The Slums of Beverly Hills

Slums of Beverly Hills DVD cover
Directed by Tamara Jenkins
Produced by Michael Nozik
Stan Wlodkowski
Written by Tamara Jenkins
Starring Natasha Lyonne
Marisa Tomei
Alan Arkin
Mena Suvari
David Krumholtz
Editing by Robert Duffy
Distributed by Fox Searchlight Pictures
Release date(s) 21 May 1998
Running time 91 minutes
Budget ~ US$5,000,000

The Slums of Beverly Hills is a 1998 motion picture, written and directed by Tamara Jenkins. Its hero is a teenage girl struggling to grow up in a lower-middle-class family that moves every few months in the late 1970s.

The film stars Natasha Lyonne, Alan Arkin, Marisa Tomei, David Krumholtz, Kevin Corrigan, Jessica Walter, and Carl Reiner.

The film barely earned its budget, and thus is not considered a box-office success. It received mixed to positive reviews. It gradually became a cult classic.[1]

Contents

Plot

Vivian Abromowitz's family are penniless nomads, moving from one cheap apartment to another in Beverly Hills, so that Vivian and her brothers can attend the city's prestigious schools. The family father is Murray, a divorced 65-year-old who refuses to retire, working as an unsuccessful Oldsmobile salesman at a time when sales of small foreign cars such as Hondas and Toyotas are booming while those of large American vehicles are flat or falling.

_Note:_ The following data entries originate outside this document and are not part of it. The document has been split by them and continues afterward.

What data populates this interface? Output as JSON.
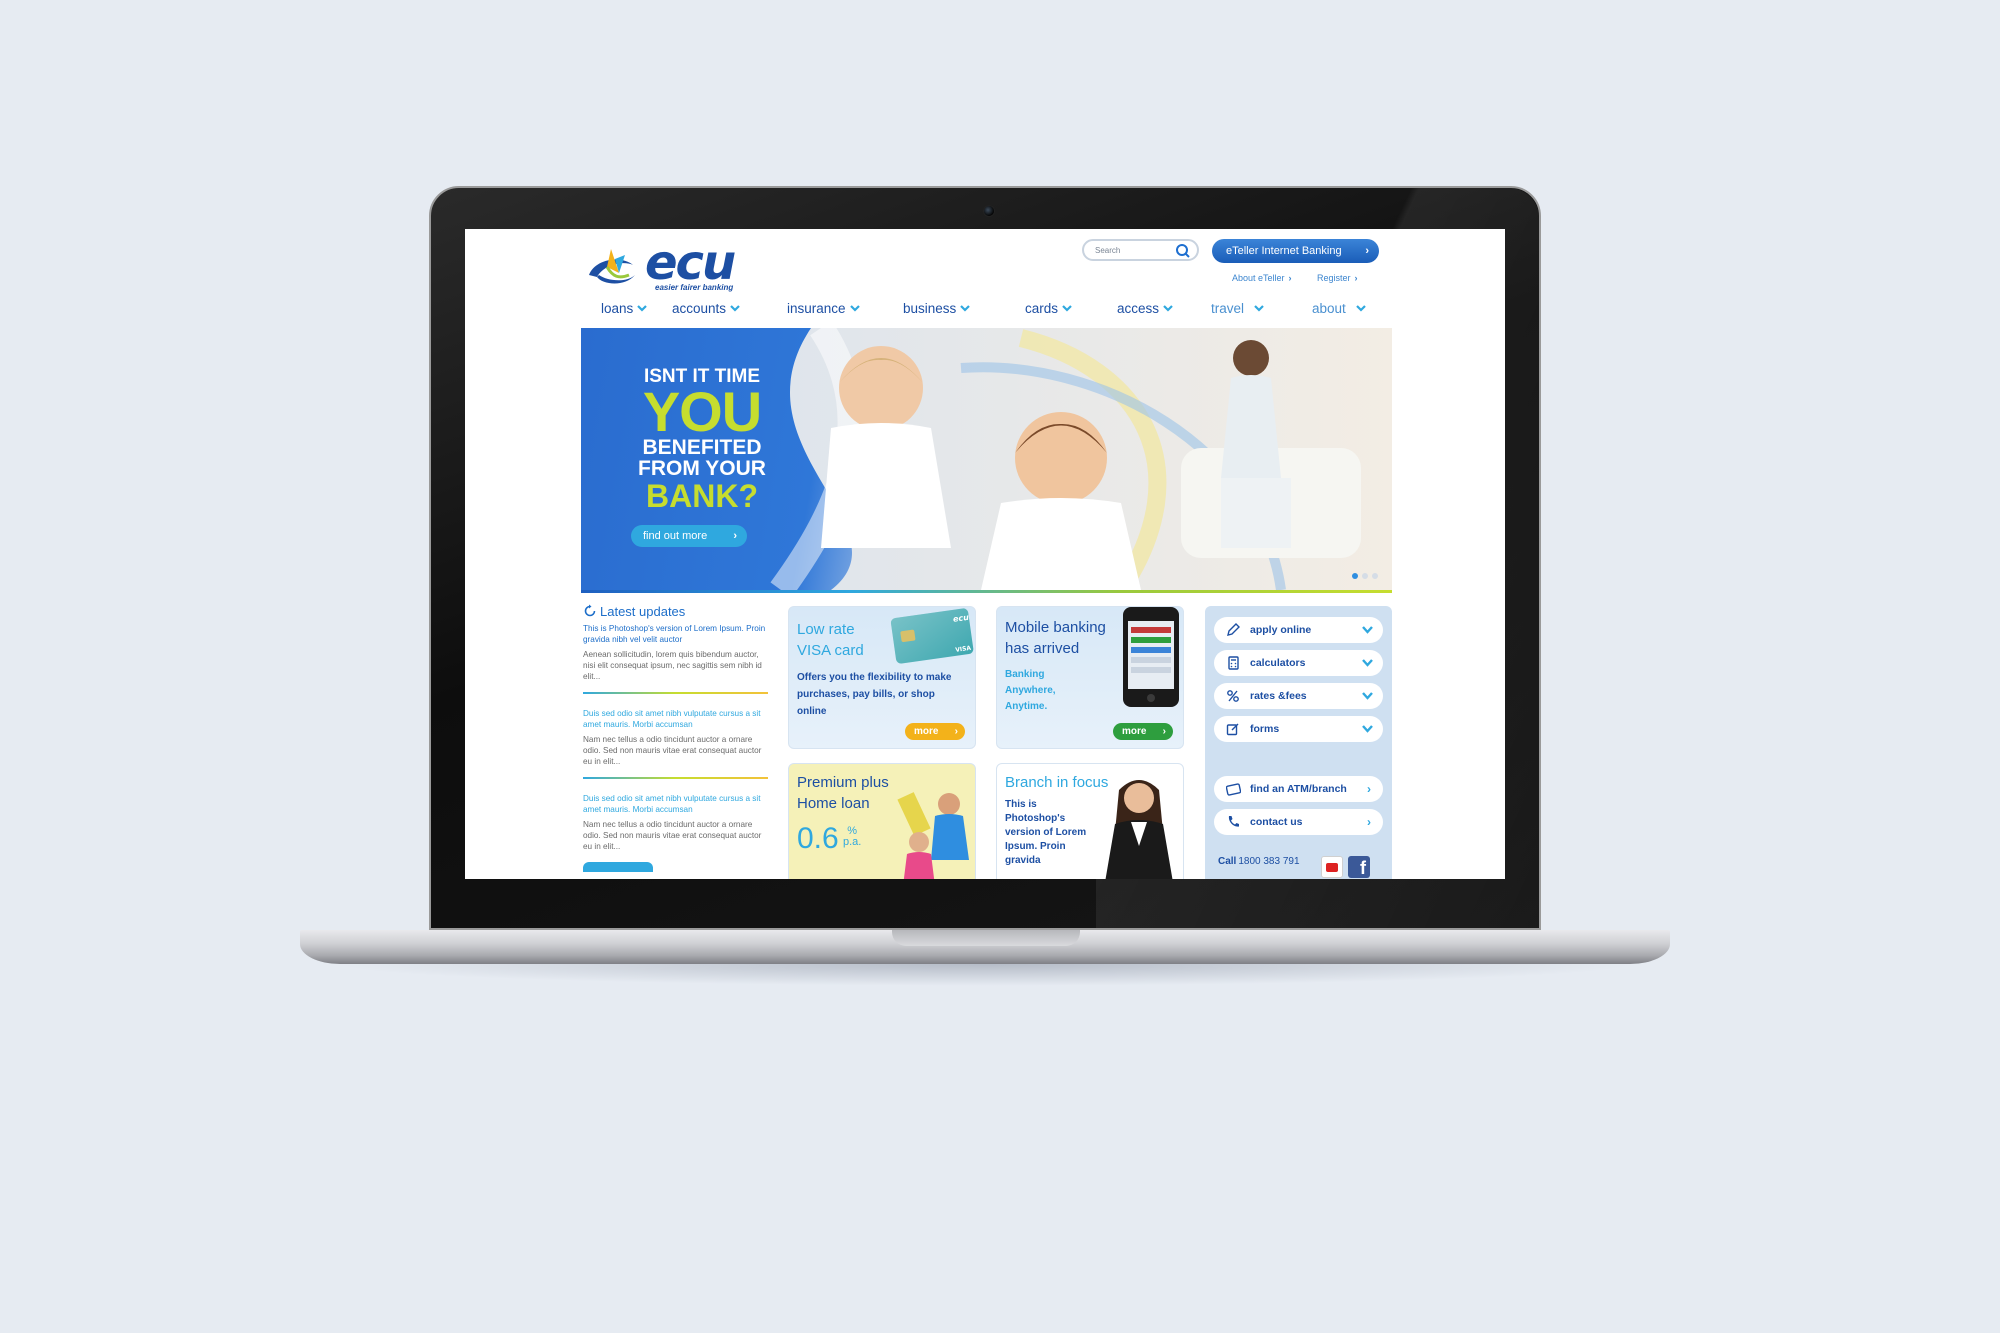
{
  "site": {
    "logo_word": "ecu",
    "tagline": "easier fairer banking"
  },
  "header": {
    "search_placeholder": "Search",
    "eteller_label": "eTeller Internet Banking",
    "about_eteller": "About eTeller",
    "register": "Register"
  },
  "nav": [
    "loans",
    "accounts",
    "insurance",
    "business",
    "cards",
    "access",
    "travel",
    "about"
  ],
  "banner": {
    "line1": "ISNT IT TIME",
    "line2": "YOU",
    "line3": "BENEFITED",
    "line4": "FROM YOUR",
    "line5": "BANK?",
    "cta": "find out more",
    "slides": 3,
    "active_slide": 1
  },
  "updates": {
    "title": "Latest updates",
    "items": [
      {
        "link": "This is Photoshop's version  of Lorem Ipsum. Proin gravida nibh vel velit auctor",
        "body": "Aenean sollicitudin, lorem quis bibendum auctor, nisi elit consequat ipsum, nec sagittis sem nibh id elit..."
      },
      {
        "link": "Duis sed odio sit amet nibh vulputate cursus a sit amet mauris. Morbi accumsan",
        "body": "Nam nec tellus a odio tincidunt auctor a ornare odio. Sed non  mauris vitae erat consequat auctor eu in elit..."
      },
      {
        "link": "Duis sed odio sit amet nibh vulputate cursus a sit amet mauris. Morbi accumsan",
        "body": "Nam nec tellus a odio tincidunt auctor a ornare odio. Sed non  mauris vitae erat consequat auctor eu in elit..."
      }
    ]
  },
  "cards": {
    "visa": {
      "title1": "Low rate",
      "title2": "VISA card",
      "body": "Offers you the flexibility to make purchases, pay bills, or shop online",
      "more": "more",
      "card_brand": "ecu",
      "card_visa": "VISA"
    },
    "mobile": {
      "title1": "Mobile banking",
      "title2": "has arrived",
      "body1": "Banking",
      "body2": "Anywhere,",
      "body3": "Anytime.",
      "more": "more"
    },
    "loan": {
      "title1": "Premium plus",
      "title2": "Home loan",
      "rate": "0.6",
      "rate_unit_top": "%",
      "rate_unit_bottom": "p.a."
    },
    "branch": {
      "title": "Branch in focus",
      "body": "This is Photoshop's version  of Lorem Ipsum. Proin gravida"
    }
  },
  "side": {
    "buttons": [
      {
        "label": "apply online",
        "icon": "pencil-icon"
      },
      {
        "label": "calculators",
        "icon": "calculator-icon"
      },
      {
        "label": "rates &fees",
        "icon": "percent-icon"
      },
      {
        "label": "forms",
        "icon": "form-icon"
      }
    ],
    "links": [
      {
        "label": "find an ATM/branch",
        "icon": "card-icon"
      },
      {
        "label": "contact us",
        "icon": "phone-icon"
      }
    ],
    "call_label": "Call",
    "call_number": "1800 383 791"
  },
  "colors": {
    "brand_blue": "#1d4fa3",
    "accent_blue": "#2fa8df",
    "lime": "#c6dd2f",
    "orange": "#f3b21a",
    "green": "#2e9e3e"
  }
}
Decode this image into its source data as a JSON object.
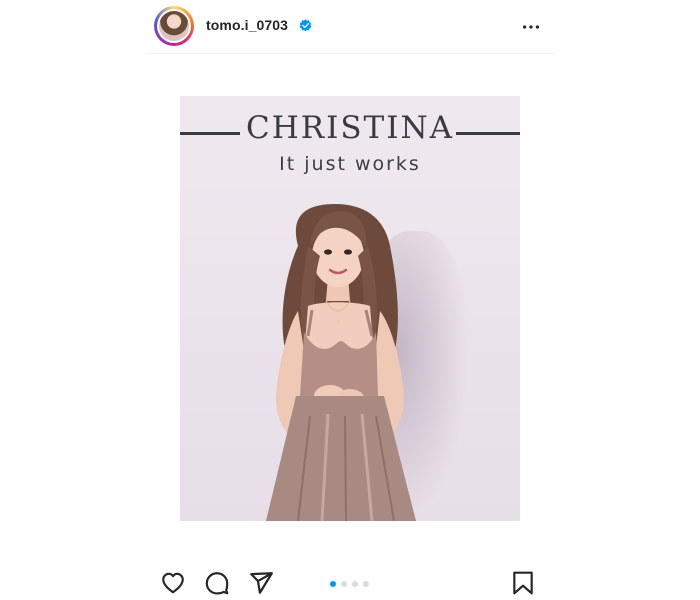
{
  "post": {
    "username": "tomo.i_0703",
    "verified": true,
    "avatar": "profile-photo",
    "more_icon": "more-horizontal-icon"
  },
  "photo": {
    "brand": "CHRISTINA",
    "tagline": "It just works"
  },
  "carousel": {
    "total": 4,
    "current": 1
  },
  "actions": {
    "like_icon": "heart-icon",
    "comment_icon": "comment-icon",
    "share_icon": "share-icon",
    "save_icon": "bookmark-icon"
  },
  "colors": {
    "accent": "#0095f6",
    "text": "#262626",
    "divider": "#efefef"
  }
}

Vivian's wealthy Uncle Mickey regularly sends the family money to help them survive. When Mickey's 29-year-old daughter Rita runs away from a rehab facility, Murray offers her shelter if Mickey will pay for a plush apartment. Vivian must babysit her adult cousin, making sure she gets to nursing school and avoids pills and booze. But Vivian has her own problems: she's curious about sex, likes an older neighbor kid (Eliot), has inherited her mother's ample breasts, and wants a family that doesn't embarrass her.

Vivian's older brother Ben aspires to a show business career, while her dad aspires to feminine companionship but won't give in to a wealthy lady-friend's desire that he send his kids back East to live with his estranged wife. Vivian's younger brother Rickey simply aspires to get attention.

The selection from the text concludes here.